When Ken Wood first met with the James Monroe golf team in July, he told the dozen or so prospective players he’d prefer not to be addressing them as their coach.
Not that Wood dislikes the sport, or teaching it. But his presence was a necessity borne out of tragedy.
“I’d rather Greg be standing here instead of me,” Wood said.
Longtime Yellow Jackets coach Greg Howard died of a heart attack on March 28. He was 56. As James Monroe tees up a promising season, Howard’s memory will be etched in players’ minds and his initials—GSH—stitched on their sleeves and hats.
“It warms my heart,” said Greg’s wife Diane Howard, pausing to choke back tears. “Greg was very humble, he wouldn’t have wanted to bring a lot of attention to himself. But that would’ve really meant a lot to him. He loved those kids.”
Senior Noah Adams was doing homework one day this past spring when his mother informed him of Howard’s death. Shock gave way to sadness over the loss of a persistently positive force in a game that sometimes engenders pessimism.
“When you’re playing golf and getting frustrated at yourself, he was always the guy who would come by and pick you up and make you feel better,” Adams said. “He was just big into the corny jokes.”
But Howard was very serious about sharing his lifelong passion. A talented player in his own right, Howard got his start coaching when his son Matthew was a freshman at JM. Initially, he’d planned on coaching just those four years, but something kept pulling him back even when Matthew graduated and went off to Randolph-Macon College.
“He really wanted these kids to have the availability to play golf,” Diane Howard said. “Some of his golfers, like Grayson and Marshall [Wood] were just terrific, but he had kids, too, that never picked up a golf club. And he wanted those children to have the ability to do that.”
At JM’s sports banquet last fall, Howard invited Grayson Wood, then an eighth-grader, to stand on stage with the rest of the team. Wood played in every match with the Yellow Jackets, but—despite Howard’s pleadings with the Virginia High School League—his scores didn’t count. James Monroe finished with a 2–10 record.

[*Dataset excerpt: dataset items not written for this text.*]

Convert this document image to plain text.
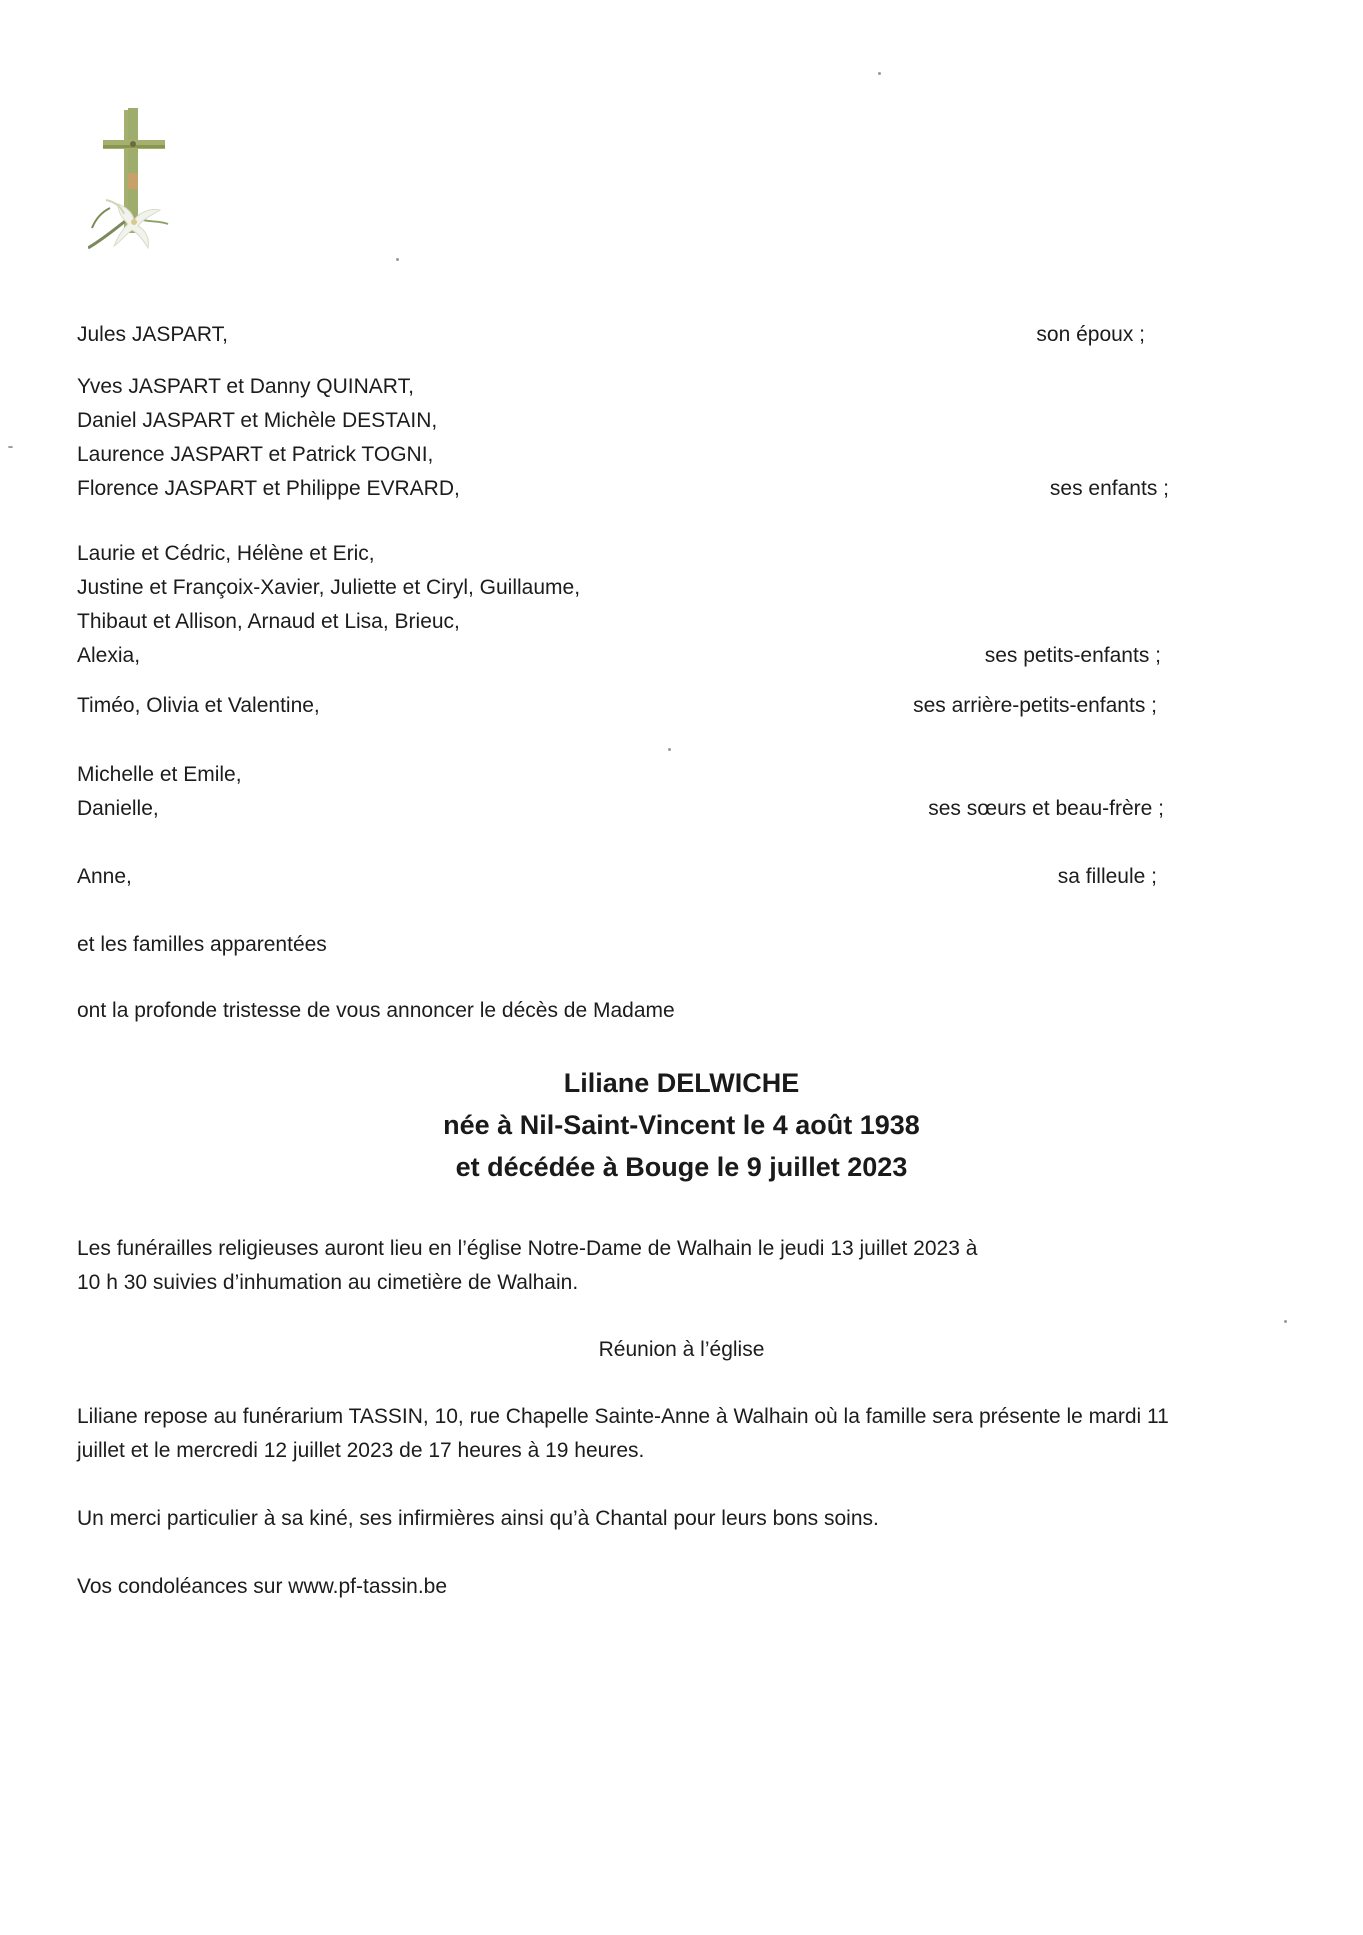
Jules JASPART,	son époux ;
Yves JASPART et Danny QUINART,
Daniel JASPART et Michèle DESTAIN,
Laurence JASPART et Patrick TOGNI,
Florence JASPART et Philippe EVRARD,	ses enfants ;
Laurie et Cédric, Hélène et Eric,
Justine et Françoix-Xavier, Juliette et Ciryl, Guillaume,
Thibaut et Allison, Arnaud et Lisa, Brieuc,
Alexia,	ses petits-enfants ;
Timéo, Olivia et Valentine,	ses arrière-petits-enfants ;
Michelle et Emile,
Danielle,	ses sœurs et beau-frère ;
Anne,	sa filleule ;
et les familles apparentées
ont la profonde tristesse de vous annoncer le décès de Madame
Liliane DELWICHE
née à Nil-Saint-Vincent le 4 août 1938
et décédée à Bouge le 9 juillet 2023
Les funérailles religieuses auront lieu en l’église Notre-Dame de Walhain le jeudi 13 juillet 2023 à
10 h 30 suivies d’inhumation au cimetière de Walhain.
Réunion à l’église
Liliane repose au funérarium TASSIN, 10, rue Chapelle Sainte-Anne à Walhain où la famille sera présente le mardi 11
juillet et le mercredi 12 juillet 2023 de 17 heures à 19 heures.
Un merci particulier à sa kiné, ses infirmières ainsi qu’à Chantal pour leurs bons soins.
Vos condoléances sur www.pf-tassin.be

“If Grayson’s scores would’ve counted, they would’ve won every single match,” Ken Wood said. “And he’s a year better.”
Now officially eligible, Grayson Wood says he’s driving the ball between 275 and 280 yards and should vie for the Yellow Jackets’ top spot as a freshman. Adams, the team’s returning No. 1, has shaved several strokes off his average to post recent scores in the mid 70s.
“I think Grayson and Noah are going to push each other to be No. 1 on the team all season long,” Ken Wood said.
James Monroe features 11 players on its roster this season, up from five last year. Talented freshman Wiley Furner-Moore will make an immediate impact while juniors Clare Kingsley and Gray Dameron bring two years of match experience to the lineup.
Wood also arranged for each player to receive two free lessons from Tom Lernihan, the instructor who molded the swings of Marshall Wood and Rachel Detore, the past two Free Lance–Star golfers of the year. He’s already seen marked improvement throughout the roster.
“The confidence is through the roof,” Adams said.
Diane Howard is glad Wood was the one to fill the coaching void left by her husband’s death. The two were good friends, and Greg would’ve been devastated had JM’s program fallen by the wayside after he was gone.
For his part, Wood can hardly swing a golf club anymore. Both his sons surpassed him by the age of 7.
But there he was, shepherding teenagers between the driving range and putting green during Tuesday’s practice at Fredericksburg Country Club. More than any outward gestures, coaching is how he chooses to honor Howard’s memory.
“That was Greg’s focus,” Diane Howard said. “It wasn’t about him; it wasn’t about his past golf glory. It was about giving these kids an opportunity.”